Но Бюзо, Гюаде, Барбару, Дюко, Ребекки не без видимого отвращения соглашались на уступки, из-за которых им пришлось бы безмолвно считать себя солидарными с сентябрьскими убийствами. «Всё, кроме безнаказанности убийцам и их сообщникам!» — воскликнул Гюаде, удаляясь. Дантон, раздраженный, но хладнокровно сдерживавший свой гнев, остановил его и попытался склонить к примирительным воззрениям.
«Раздор между нами, — сказал он, взяв Гюаде за руку, — означает разрыв республики. Партии поглотят нас одних за другими, если мы не подавим их с первой минуты. Мы умрем все, и вы первые!» «Нельзя извинять преступление, чтобы добиться прощения злодеев, — сухо отвечал Гюаде. — Республика незапятнанная или смерть: вот борьба, на которую мы идем». Дантон печально выпустил его руку. «Гюаде, — сказал он ему пророческим голосом, — вы совсем не умеете прощать. Вы будете жертвой своего упорства. Пусть же каждый из нас идет туда, куда толкает его волна революции. Соединенные, мы могли бы господствовать над нею; над разъединенными будет господствовать она». Совещание прервали; управление Конвентом предоставили случаю.
Расстались с сожалением, но уже навсегда.
XXXI
Дюмурье упивался триумфом в Париже; все партии оспаривали друг у друга честь привлечь к себе спасителя республики. Дюмурье ладил со всеми, но не отдавался ни одной из них. Дипломатическое искусство, приобретенное Дюмурье некогда в сношениях с конфедератами в Польше, делало для него легким управление революционными партиями в Париже. Один только Марат преследовал триумфатора по пятам, подобно наемным оскорбителям, какие встречались в Риме.
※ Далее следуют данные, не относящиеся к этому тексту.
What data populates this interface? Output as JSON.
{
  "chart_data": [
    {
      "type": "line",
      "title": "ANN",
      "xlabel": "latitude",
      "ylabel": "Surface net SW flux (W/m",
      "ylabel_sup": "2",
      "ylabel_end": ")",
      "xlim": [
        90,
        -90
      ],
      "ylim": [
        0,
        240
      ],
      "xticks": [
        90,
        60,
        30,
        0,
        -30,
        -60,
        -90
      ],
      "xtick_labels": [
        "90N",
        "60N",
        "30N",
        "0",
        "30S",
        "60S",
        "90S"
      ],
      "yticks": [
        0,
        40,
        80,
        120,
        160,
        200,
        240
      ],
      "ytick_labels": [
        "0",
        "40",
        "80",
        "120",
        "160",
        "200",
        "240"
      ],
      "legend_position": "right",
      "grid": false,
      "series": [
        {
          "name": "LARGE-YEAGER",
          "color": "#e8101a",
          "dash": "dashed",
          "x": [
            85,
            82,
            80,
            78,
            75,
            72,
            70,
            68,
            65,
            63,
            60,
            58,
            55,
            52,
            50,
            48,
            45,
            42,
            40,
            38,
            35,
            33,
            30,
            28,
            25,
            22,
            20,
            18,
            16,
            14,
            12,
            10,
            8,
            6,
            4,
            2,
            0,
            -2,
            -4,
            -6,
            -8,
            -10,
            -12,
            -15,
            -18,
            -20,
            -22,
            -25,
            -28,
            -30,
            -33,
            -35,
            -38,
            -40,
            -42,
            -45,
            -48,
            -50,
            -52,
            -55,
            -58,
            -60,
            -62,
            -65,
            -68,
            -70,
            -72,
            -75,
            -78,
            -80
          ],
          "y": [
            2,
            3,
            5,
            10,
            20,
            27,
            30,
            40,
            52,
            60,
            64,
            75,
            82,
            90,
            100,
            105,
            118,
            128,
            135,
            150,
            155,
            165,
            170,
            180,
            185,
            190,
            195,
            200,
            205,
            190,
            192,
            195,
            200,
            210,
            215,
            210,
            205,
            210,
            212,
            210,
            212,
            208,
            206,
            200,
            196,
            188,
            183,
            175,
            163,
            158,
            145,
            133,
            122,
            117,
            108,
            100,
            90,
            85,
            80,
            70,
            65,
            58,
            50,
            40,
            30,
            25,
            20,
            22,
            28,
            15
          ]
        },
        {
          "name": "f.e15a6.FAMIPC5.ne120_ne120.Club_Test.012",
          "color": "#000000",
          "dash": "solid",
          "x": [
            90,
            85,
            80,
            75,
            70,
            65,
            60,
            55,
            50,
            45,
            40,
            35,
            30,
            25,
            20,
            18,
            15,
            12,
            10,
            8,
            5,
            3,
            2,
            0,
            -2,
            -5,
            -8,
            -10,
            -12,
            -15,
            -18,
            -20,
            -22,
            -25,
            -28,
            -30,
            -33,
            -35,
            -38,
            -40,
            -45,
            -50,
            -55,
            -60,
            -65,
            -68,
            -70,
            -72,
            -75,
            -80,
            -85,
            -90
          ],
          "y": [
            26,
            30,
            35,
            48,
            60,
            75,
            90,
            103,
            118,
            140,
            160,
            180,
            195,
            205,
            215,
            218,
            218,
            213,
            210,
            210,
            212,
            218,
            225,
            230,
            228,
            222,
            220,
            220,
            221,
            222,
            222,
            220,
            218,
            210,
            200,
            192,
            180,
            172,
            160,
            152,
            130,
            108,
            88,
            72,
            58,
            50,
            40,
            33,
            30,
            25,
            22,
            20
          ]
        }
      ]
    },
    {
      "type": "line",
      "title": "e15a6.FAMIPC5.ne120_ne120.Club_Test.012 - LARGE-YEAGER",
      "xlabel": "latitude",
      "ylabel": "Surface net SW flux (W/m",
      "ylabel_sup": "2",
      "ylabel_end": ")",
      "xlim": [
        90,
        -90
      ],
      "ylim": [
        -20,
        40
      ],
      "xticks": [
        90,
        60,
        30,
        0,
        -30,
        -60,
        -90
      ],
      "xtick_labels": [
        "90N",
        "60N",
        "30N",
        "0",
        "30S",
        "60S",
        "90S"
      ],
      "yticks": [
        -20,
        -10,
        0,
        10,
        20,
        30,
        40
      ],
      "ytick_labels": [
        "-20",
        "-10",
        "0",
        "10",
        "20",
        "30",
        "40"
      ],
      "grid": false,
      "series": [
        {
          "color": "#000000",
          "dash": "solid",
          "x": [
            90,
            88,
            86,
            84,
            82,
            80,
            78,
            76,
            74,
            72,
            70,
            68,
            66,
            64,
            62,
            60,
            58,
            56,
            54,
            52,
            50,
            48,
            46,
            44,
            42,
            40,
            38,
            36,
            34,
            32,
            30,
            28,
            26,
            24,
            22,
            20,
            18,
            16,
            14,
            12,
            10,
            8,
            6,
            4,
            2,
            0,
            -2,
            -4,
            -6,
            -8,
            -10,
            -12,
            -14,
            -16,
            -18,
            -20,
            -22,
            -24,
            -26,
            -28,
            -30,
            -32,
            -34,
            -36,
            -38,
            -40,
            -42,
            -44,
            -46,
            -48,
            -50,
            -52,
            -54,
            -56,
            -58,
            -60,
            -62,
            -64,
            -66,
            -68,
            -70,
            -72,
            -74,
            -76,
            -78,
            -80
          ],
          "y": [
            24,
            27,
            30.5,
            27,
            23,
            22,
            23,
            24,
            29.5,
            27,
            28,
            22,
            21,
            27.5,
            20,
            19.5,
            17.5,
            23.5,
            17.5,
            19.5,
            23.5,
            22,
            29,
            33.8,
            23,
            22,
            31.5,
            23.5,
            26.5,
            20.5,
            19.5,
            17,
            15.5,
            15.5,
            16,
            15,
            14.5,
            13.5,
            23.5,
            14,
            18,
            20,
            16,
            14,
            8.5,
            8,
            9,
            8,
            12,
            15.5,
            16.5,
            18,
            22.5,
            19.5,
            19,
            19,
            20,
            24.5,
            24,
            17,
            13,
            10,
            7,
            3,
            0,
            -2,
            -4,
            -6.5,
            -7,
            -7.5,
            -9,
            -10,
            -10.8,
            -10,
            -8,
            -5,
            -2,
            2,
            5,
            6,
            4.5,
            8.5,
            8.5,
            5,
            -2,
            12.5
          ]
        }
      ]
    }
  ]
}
Генерал велел обезоружить и наказать республиканский батальон, который перерезал в Ретеле взятых в плен в сражении эмигрантов. Некто Паллуа, архитектор, был в этом батальоне подполковником и участвовал в неистовствах своих солдат. Смещенный Бернонвилем, адъютантом и другом Дюмурье, Паллуа возвратился в Париж, чтобы принести жалобу.
Это был человек, который из энтузиазма сделал промысел: отламывая куски от стен Бастилии, он продавал патриотам камни этой крепости, как добычу, отнятую у деспотизма. Паллуа был другом Марата, Марат добился назначения следственной комиссии, в которую вошел и сам, чтобы навредить Дюмурье.
Когда генерал отказал в приеме Марату и его друзьям, они стали преследовать его повсюду, даже среди блестящего праздника, который давался в честь победителя при Вальми госпожой Симонс-Кандейль. Прервав бал в ту минуту, когда музыка, веселье, танцы целиком занимали приглашенных, Марат подошел к Дюмурье и тоном судьи спросил его, как обвиняемого, о превышении власти, в котором его упрекали по отношению к испытанным патриотам. Дюмурье, уронив презрительно-любопытный взгляд на костюм Марата, ответил ему с военной наглостью в голосе и улыбке: «Так это вы называетесь Маратом; я ничего не имею вам сказать». И повернулся к нему спиной. Марат, полный ярости, удалился среди шепота и насмешек своих врагов. На следующий день он отомстил за себя в газете, которую тогда редактировал.